10 Easy Outdoor Activities with Kids
September 2, 2012

Need some fresh ideas for outdoor fun with your kids? Here are a few free or low-cost suggestions gathered from AMC experts. Most are evergreen activities that will work well in any season. (See my list from last month for even more ideas.)

1. Listen up. Ask your kids to sit quietly outside, close their eyes, and listen to the different sounds around them for a set time (try one minute). How many sounds did they hear? Were they all made by people?

2. Go birding. Bring binoculars and a birding guidebook on your next walk and try to identify what you see. For younger kids, two toilet-paper tubes taped together (or a paper towel tube cut in half and taped) make a great set of “binoculars” for them to practice with, even though the tubes won’t magnify anything. (To read about baby birds and spring, with a link to the classic children’s book Are You My Mother?, see “A Bird’s Eye View of Spring.”)

3. Get starry-eyed. Head out at night with a guide to the stars (and maybe some hot chocolate). Read legends about the constellations at bedtime. (See “Fun after dark” for more nighttime outdoor activities with kids.)

4. Examine the insects. Make a simple bug cage by washing out an empty plastic peanut butter jar and poking holes in the lid (or use plastic berry or salad containers). Invite some insects inside for observation, and let them go their own way once you’ve had a look.

5. Make tree bark and leaf rubbings. Hold a piece of paper to the trunk of a tree with rough bark (or put on top of a fallen leaf placed on a hard surface), then rub with the side of a crayon. The pattern of the bark or leaf will appear on the page.

6. Send Superheroes outside. If your Superman or Wonder Girl likes to play in costume, send him or her on outdoor missions.

7. Match colors. Pick up a set of paint swatches at your local hardware or home improvement store, then ask your kids to find something outdoors in each color on your next outing.

8. Volunteer.

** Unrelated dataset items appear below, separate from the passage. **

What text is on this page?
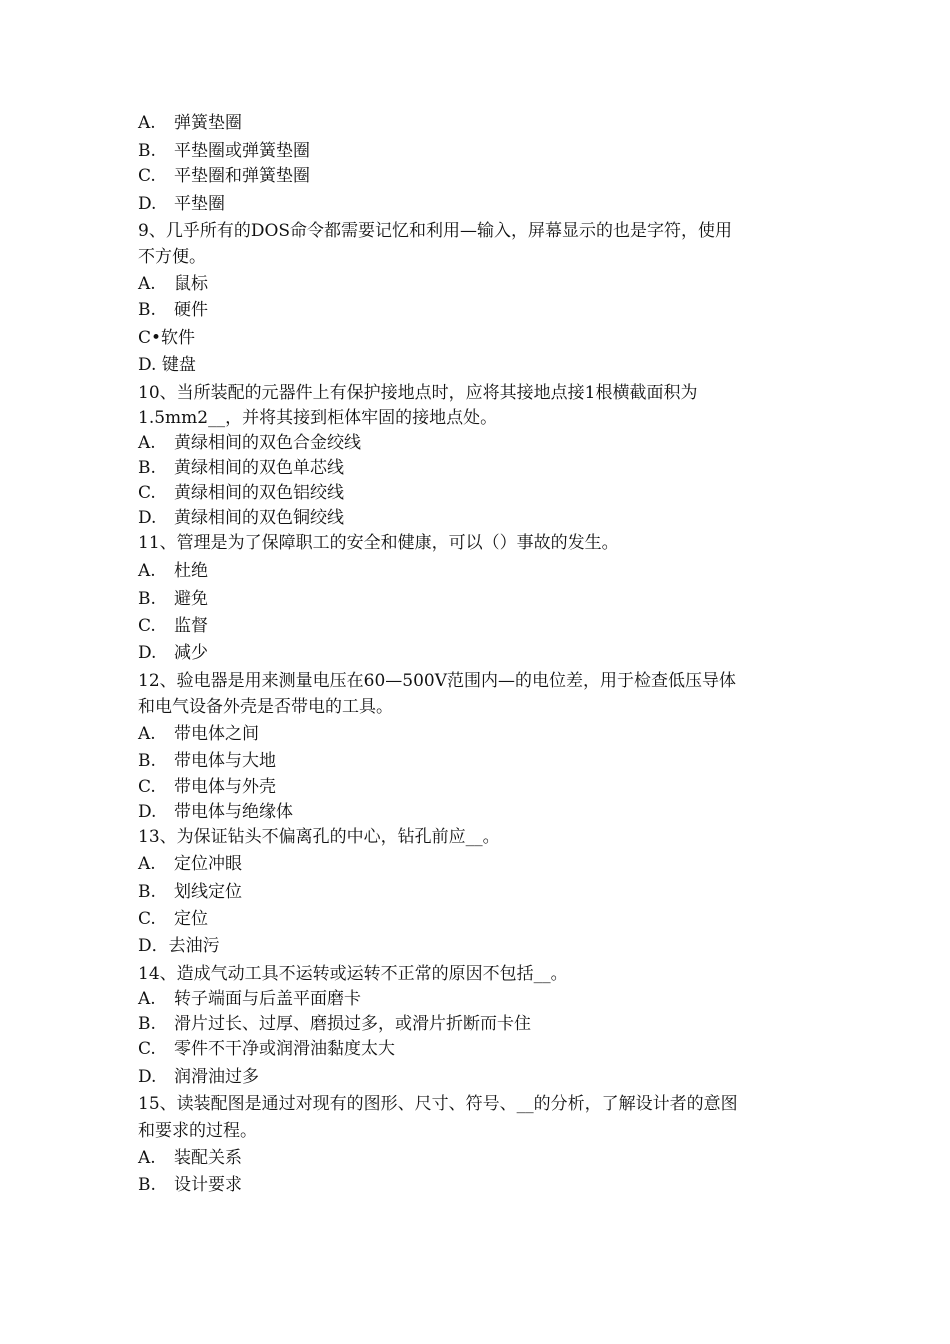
A. 弹簧垫圈
B. 平垫圈或弹簧垫圈
C. 平垫圈和弹簧垫圈
D. 平垫圈
9、几乎所有的DOS命令都需要记忆和利用—输入，屏幕显示的也是字符，使用
不方便。
A. 鼠标
B. 硬件
C•软件
D. 键盘
10、当所装配的元器件上有保护接地点时，应将其接地点接1根横截面积为
1.5mm2__，并将其接到柜体牢固的接地点处。
A. 黄绿相间的双色合金绞线
B. 黄绿相间的双色单芯线
C. 黄绿相间的双色铝绞线
D. 黄绿相间的双色铜绞线
11、管理是为了保障职工的安全和健康，可以（）事故的发生。
A. 杜绝
B. 避免
C. 监督
D. 减少
12、验电器是用来测量电压在60—500V范围内—的电位差，用于检查低压导体
和电气设备外壳是否带电的工具。
A. 带电体之间
B. 带电体与大地
C. 带电体与外壳
D. 带电体与绝缘体
13、为保证钻头不偏离孔的中心，钻孔前应__。
A. 定位冲眼
B. 划线定位
C. 定位
D．去油污
14、造成气动工具不运转或运转不正常的原因不包括__。
A. 转子端面与后盖平面磨卡
B. 滑片过长、过厚、磨损过多，或滑片折断而卡住
C. 零件不干净或润滑油黏度太大
D. 润滑油过多
15、读装配图是通过对现有的图形、尺寸、符号、__的分析，了解设计者的意图
和要求的过程。
A. 装配关系
B. 设计要求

Help a local park group to plant flowers, donate toys for the sandbox, or assist with events. If your local park doesn’t have such an organization, consider starting your own.

9. Find the spot. Devise a local treasure hunt with a hand-made map, or practice your more formal map and compass or GPS skills.

10. Build Fairy Houses. Construct tiny homes from fallen sticks, twigs, leaves, rocks, and other natural materials, without disturbing living plants.